At five MaMMa Klinika sites in Hungary, 22 cases where the AI identified a cancer missed by radiologists have been documented since 2021, with around 40 others currently being reviewed.
“This is a major breakthrough,” said Dr. András Vadászy, Director of the MaMMa Klinika, who is represented by Dr. Karpati, the mother of Mr. Kecskemethy, was introduced to Kheiron. “If this process saves a life or two, it will be worth it.”

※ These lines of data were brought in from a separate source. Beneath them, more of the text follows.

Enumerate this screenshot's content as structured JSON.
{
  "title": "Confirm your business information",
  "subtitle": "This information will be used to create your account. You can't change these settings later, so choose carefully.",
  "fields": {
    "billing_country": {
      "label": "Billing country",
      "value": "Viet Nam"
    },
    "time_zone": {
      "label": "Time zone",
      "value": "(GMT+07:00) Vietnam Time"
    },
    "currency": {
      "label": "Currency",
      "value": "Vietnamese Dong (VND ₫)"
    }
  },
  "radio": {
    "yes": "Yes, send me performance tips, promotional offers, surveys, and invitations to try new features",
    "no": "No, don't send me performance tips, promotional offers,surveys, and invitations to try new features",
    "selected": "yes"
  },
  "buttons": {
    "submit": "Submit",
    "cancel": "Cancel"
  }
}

Kheiron said the technology works best alongside doctors, not in their place. The Scottish National Health Service will use it as a supplemental reader for mammography scans at six sites, and it will be present at around 30 English National Health Service breast cancer screening sites by the end of the year. Oulu University Hospital in Finland plans to use the technology as well, and a bus will be traveling through Oman this year to carry out breast cancer screenings using AI
“An AI-plus doctor should replace the doctor alone, but an AI should not replace the doctor,” said Mr. Kecskemethy.
The National Cancer Institute has estimated that about 20 percent of breast cancer cases are missed on screening mammograms.
Constance Lehman, a professor of radiology at Harvard Medical School and chief of breast imaging and radiology at Massachusetts General Hospital, urged doctors to keep an open mind.
“We’re not irrelevant,” she said, “but there are tasks that can be done better with computers.”
At Bács-Kiskun County Hospital outside of Budapest, Dr. Ambrózay, she was initially skeptical about the technology – but was quickly convinced. She pulled out the X-ray of a 58-year-old woman with a tiny tumor that was detected by the AI and that Dr. Ambrózay could hardly see.
The AI saw something, she said, “that seemed to appear out of nowhere.”